Some years ago, I sat with my daughters at a wonderful father/daughter banquet at our church. Someone at the table asked my youngest daughter, Angela, what I’d done that made the biggest impression on her. I had no idea what she would say, but of course I hoped for something spectacular. :)
I’ll never forget what she shared because it was so powerful to me. She said, “I remember one time when dad was harsh with me. Then a few minutes later he came back into my room, and he cried and asked my forgiveness. I’ve never forgotten that.”
That’s what Angie remembered as having the most impact on her—something I had actually done wrong, and then asked her forgiveness for! I thought, Isn’t that interesting? It shows how being a good example isn’t limited to doing great and magnificent things. Sometimes it’s when we admit we did wrong things.
This is God’s grace—He can redeem even our failures! (Provided we recognize and confess them to our children.) Saying "I'm sorry, please forgive me," may teach your children more than you would have by never failing, and far more than pretending you never fail.

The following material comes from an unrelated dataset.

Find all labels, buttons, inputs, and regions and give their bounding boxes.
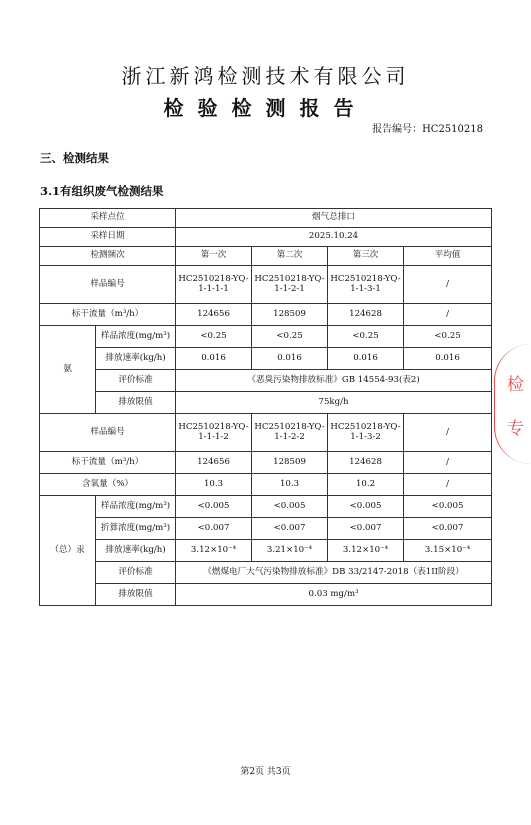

How humbling and also encouraging to know that parents who admit their shortcomings don’t lose their children’s trust. They gain it.Following are some parenting books I would recommend: Gospel Powered Parenting by Bill P. Farley, Shepherding A Child’s Heart by Ted Tripp (I read Tripp’s book when our girls were young, and I think it’s great), and What the Bible Says about Parenting by John MacArthur.